L’érosion
Nous pensons que la compréhension du phénomène d’érosion est avant tout importante afin de lutter convenablement. Le mot érosion dérive du verbe « erodere » qui signifie « ronger », comme une maladie ronge un corps ; l’érosion peut dénaturer la terre en décapant l’horizon humifère (le plus fertile et le plus vivant) et en arrachant sélectivement les éléments nutritifs, les particules fines et les matières organiques capables à la fois de stocker l’eau utile et les nutriments, et de nourrir les éléments vivants dans le sol tels que : les micro-organismes, la mésofaune, les racines, etc …(Eric Roose, 1984). On distingue principalement deux formes d’érosion selon les agents causaux : l’érosion éolienne provoquée par le vent et l’érosion hydrique, provoquée par l’action de la pluie. Pour la première forme, les phénomènes d’érosion éolienne ne peuvent se manifester de façon importante que sur sol peu rugueux, peu cohérent (nappes sableuses remaniées), dans les régions où les précipitations annuelles moyennes sont inférieures à 600 mm, où la saison sèche dure plus de 5 mois et où les vents soufflent à plus de 20 km à l’heure.

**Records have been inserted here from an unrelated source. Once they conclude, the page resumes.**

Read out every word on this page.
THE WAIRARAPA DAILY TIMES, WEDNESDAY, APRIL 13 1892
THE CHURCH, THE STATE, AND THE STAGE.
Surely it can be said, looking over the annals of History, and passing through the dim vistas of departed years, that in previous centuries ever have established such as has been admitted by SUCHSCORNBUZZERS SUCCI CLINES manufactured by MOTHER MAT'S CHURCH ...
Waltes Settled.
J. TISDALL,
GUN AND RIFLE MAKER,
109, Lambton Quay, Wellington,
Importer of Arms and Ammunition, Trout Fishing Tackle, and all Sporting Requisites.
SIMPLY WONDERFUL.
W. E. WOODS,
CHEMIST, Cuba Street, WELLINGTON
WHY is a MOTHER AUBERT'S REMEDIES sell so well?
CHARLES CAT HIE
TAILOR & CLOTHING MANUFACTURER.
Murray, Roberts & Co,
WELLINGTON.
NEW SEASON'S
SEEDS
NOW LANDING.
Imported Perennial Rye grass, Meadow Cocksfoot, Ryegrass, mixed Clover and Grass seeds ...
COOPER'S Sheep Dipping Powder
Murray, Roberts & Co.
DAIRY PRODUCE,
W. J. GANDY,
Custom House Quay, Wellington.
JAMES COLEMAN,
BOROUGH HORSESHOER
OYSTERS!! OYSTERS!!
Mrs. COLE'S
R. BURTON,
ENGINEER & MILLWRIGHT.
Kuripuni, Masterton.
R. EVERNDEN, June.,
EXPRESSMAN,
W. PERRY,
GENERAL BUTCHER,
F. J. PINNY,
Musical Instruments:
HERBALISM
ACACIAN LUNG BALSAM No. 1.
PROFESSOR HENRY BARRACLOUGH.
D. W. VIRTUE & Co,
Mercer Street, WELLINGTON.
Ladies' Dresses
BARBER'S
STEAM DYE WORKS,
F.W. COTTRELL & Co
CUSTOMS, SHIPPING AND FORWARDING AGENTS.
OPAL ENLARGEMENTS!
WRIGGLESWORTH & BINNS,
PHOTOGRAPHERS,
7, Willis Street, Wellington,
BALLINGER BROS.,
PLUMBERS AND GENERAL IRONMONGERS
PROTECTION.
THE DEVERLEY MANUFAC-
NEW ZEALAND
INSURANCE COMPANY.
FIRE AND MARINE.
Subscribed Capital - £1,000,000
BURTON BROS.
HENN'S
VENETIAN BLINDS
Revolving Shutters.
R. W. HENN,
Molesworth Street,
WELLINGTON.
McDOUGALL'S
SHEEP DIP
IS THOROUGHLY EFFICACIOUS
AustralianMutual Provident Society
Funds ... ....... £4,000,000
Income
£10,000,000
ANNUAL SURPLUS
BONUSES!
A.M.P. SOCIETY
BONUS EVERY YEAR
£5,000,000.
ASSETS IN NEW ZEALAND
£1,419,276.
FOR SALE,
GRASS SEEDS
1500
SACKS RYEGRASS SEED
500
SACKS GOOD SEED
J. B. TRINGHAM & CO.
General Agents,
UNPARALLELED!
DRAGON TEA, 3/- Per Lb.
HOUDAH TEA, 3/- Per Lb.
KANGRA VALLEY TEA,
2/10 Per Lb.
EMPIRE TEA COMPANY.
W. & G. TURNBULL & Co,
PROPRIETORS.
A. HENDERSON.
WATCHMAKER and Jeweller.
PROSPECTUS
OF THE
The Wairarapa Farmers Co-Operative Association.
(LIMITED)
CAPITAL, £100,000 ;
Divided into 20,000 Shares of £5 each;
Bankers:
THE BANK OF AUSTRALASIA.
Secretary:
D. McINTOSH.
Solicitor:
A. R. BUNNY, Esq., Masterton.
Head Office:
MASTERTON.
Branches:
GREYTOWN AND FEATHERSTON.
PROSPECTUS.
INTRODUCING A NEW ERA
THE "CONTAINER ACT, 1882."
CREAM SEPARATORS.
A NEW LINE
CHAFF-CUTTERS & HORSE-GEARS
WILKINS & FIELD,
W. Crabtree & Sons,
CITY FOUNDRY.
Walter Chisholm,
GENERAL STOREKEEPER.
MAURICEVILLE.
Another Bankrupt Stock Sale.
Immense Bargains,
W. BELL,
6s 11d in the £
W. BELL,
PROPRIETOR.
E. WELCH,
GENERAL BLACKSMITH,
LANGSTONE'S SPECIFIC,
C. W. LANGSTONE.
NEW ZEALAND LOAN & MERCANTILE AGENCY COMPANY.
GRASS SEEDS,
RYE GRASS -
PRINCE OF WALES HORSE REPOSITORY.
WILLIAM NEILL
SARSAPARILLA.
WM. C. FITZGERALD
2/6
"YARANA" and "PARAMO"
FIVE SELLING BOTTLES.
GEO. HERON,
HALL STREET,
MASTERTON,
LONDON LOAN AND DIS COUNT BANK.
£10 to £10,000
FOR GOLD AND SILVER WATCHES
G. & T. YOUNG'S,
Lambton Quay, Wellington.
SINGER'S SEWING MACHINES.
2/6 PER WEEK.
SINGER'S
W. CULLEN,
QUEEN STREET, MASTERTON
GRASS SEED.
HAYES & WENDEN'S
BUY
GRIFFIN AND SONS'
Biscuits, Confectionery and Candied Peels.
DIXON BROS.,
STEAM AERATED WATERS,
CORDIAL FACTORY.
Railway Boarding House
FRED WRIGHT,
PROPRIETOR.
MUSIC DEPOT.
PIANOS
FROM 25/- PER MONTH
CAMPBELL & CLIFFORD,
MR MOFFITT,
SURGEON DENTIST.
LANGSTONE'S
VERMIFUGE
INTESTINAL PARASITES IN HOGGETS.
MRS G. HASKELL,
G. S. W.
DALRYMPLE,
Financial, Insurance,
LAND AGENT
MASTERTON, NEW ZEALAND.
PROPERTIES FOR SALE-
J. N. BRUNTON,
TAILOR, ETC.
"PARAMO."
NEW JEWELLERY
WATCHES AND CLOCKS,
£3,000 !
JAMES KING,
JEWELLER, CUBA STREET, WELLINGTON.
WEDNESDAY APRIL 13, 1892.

Donc, la lutte contre cette forme d’érosion présente un intérêt important dans le sud seulement de Madagascar, car dans cette région les vents violents de l’alizé du Sud-Est y soufflent tout au long de l’année avec des périodes de grande intensité au début de la saison sèche.
En outre, la saison sèche dure huit mois et la pluviométrie annuelle est inférieure à 600mm. L’érosion hydrique, par contre, est due principalement à l’action de l’eau de pluie qui arrache et entraîne le sol. Notre étude va surtout se focaliser sur cette forme d’érosion car le milieu d’étude est caractérisé par l’abondance de pluie.
Le processus de « splash »
Le sol se présente en général sous forme d’un assemblage d’éléments, de taille et de forme variables. Les agrégats constituent les particules élémentaires, et leur assemblage forme les mottes. Les gouttes de pluie tombant sur le sol possèdent une certaine énergie cinétique. L’impact des gouttes provoque ainsi la dégradation des agrégats et des mottes en particules fines transportables par le ruissellement. Celles-ci se détachent en rejaillissant dans toutes les directions de l’espace. Ce processus de rejaillissement est appelé « splash ». Au cours d’une pluie, ce phénomène prend son intensité maximale pendant la phase d’imbibition du sol, c’est à dire au début de la pluie quand le ruissellement n’apparaît pas encore. Il est d’autant plus fort que le sol est dénudé. Lorsque le ruissellement apparaît, l’énergie des gouttes de pluie est dissipée par la lame d’eau recouvrant le sol. Le phénomène de « splash » diminue ainsi au fur et à mesure que le ruissellement s’accroît. La naissance du ruissellement. La battance du sol par les gouttes de pluie provoque la destruction progressive de la structure de la surface du sol. Dans une première phase, il se forme une pellicule de battance superficielle appelé « croûte de battance » due au tassement et à l’humectation interne de la surface du sol. La capacité d’infiltration du sol diminue ainsi par suite de la réduction de la porosité. A un moment donné de la pluie, une partie de celle-ci ne s’infiltre plus, le ruissellement apparaît alors et augmente au cours du temps. Dans une deuxième phase, il se forme une croûte de dépôts dans les zones en dépression. Les particules solides détachées par les gouttes ou transportées par le ruissellement s’y accumulent et contribuent aussi à la réduction de la perméabilité du sol.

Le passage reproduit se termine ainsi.